You got something. Dean's forte is he is not owned [yet?] by Washington insiders and money tanks. The Democrats only chance of winning is a flop in Iraq, Israel or the jobs don't come back. He has the best Democrat credentials on these issues.
I'm expecting a horse-trading auction at the convention, with the wicked witch's finger in all the pies.
Rumor has it that Perot and Clinton met in Texarkana way back in 1991 to find a way to unseat Bush 41.
Come next November which candidate will have an easier time moving to the right W or Dean?
I'm hoping you're just being paranoid, although after eight years of the Clintons (eleven, if you count her Senate term served so far), I don't blame anybody for feeling that way!

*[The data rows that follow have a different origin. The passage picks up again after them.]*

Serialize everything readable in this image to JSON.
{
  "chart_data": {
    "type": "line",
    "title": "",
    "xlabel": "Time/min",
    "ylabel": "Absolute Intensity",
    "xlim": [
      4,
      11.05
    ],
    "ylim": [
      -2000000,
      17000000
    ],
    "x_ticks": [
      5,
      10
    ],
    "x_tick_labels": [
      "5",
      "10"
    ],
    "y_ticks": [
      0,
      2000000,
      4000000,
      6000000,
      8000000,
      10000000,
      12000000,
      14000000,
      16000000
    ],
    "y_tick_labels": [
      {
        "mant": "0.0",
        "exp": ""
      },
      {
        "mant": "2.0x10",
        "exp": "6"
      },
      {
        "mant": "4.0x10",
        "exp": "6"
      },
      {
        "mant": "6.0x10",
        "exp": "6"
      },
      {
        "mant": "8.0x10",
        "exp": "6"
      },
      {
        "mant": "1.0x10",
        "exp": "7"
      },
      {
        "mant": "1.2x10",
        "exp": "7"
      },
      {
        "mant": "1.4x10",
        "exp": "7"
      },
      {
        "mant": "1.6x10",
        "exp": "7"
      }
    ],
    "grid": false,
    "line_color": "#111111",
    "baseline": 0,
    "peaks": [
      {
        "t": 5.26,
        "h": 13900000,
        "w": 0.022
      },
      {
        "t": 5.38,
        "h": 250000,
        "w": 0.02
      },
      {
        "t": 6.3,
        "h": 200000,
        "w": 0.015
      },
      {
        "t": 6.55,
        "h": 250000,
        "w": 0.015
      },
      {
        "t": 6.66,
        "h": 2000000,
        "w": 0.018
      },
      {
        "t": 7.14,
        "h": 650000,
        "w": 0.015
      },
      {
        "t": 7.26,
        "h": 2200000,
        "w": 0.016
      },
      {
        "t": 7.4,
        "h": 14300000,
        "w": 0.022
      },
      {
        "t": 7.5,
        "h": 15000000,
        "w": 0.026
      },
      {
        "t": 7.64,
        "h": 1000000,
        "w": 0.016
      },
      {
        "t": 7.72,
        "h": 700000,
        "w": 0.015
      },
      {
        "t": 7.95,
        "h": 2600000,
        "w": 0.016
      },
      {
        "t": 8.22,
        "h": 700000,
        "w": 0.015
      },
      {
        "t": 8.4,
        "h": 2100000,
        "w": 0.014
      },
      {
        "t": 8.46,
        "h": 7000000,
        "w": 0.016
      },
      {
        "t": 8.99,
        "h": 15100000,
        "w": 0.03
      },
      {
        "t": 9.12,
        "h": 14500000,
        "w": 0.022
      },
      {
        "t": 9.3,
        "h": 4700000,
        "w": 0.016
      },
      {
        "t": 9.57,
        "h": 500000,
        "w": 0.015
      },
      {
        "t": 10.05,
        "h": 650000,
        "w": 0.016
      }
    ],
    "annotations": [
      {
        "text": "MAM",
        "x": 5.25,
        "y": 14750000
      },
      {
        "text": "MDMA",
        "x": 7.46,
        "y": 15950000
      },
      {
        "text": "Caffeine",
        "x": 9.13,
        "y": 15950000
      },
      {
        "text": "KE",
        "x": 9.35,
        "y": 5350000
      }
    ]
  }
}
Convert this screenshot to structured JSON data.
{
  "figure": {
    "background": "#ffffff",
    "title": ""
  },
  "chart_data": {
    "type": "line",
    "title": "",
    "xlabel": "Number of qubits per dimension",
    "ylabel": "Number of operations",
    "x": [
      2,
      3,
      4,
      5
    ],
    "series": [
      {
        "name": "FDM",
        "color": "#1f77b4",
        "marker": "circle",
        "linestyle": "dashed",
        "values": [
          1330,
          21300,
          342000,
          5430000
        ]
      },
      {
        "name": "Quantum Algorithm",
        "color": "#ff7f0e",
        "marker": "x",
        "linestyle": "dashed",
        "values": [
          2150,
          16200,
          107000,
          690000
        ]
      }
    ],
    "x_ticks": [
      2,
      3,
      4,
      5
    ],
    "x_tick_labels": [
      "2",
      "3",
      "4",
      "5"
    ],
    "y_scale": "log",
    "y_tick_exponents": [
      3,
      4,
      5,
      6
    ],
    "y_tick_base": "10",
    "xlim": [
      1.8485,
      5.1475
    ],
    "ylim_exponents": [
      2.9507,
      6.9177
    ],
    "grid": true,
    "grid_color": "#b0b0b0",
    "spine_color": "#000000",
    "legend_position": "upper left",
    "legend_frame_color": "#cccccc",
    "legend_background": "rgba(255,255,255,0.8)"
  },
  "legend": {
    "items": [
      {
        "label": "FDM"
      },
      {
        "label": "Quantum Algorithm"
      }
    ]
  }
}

Sure, you're right, the numbers are not firmly there, but can you really see the 40% of the superdelegates aligning with an anti-Dean candidate that has only a scant 11-20% percent of the delegates in his pocket by Convention Week, while Howie comes to Boston with 40-50% of his own? Just getting an anti-Dean to pile up 11% of the delegates will be a great challenge. Victories in Iowa and New Hampshire will keep Howard the Coward's momentum going, and if he somehow wins in South Carolina, its really over.
By February 3rd, a scant 80 days from now, the Rat nomination might be considered a done deal.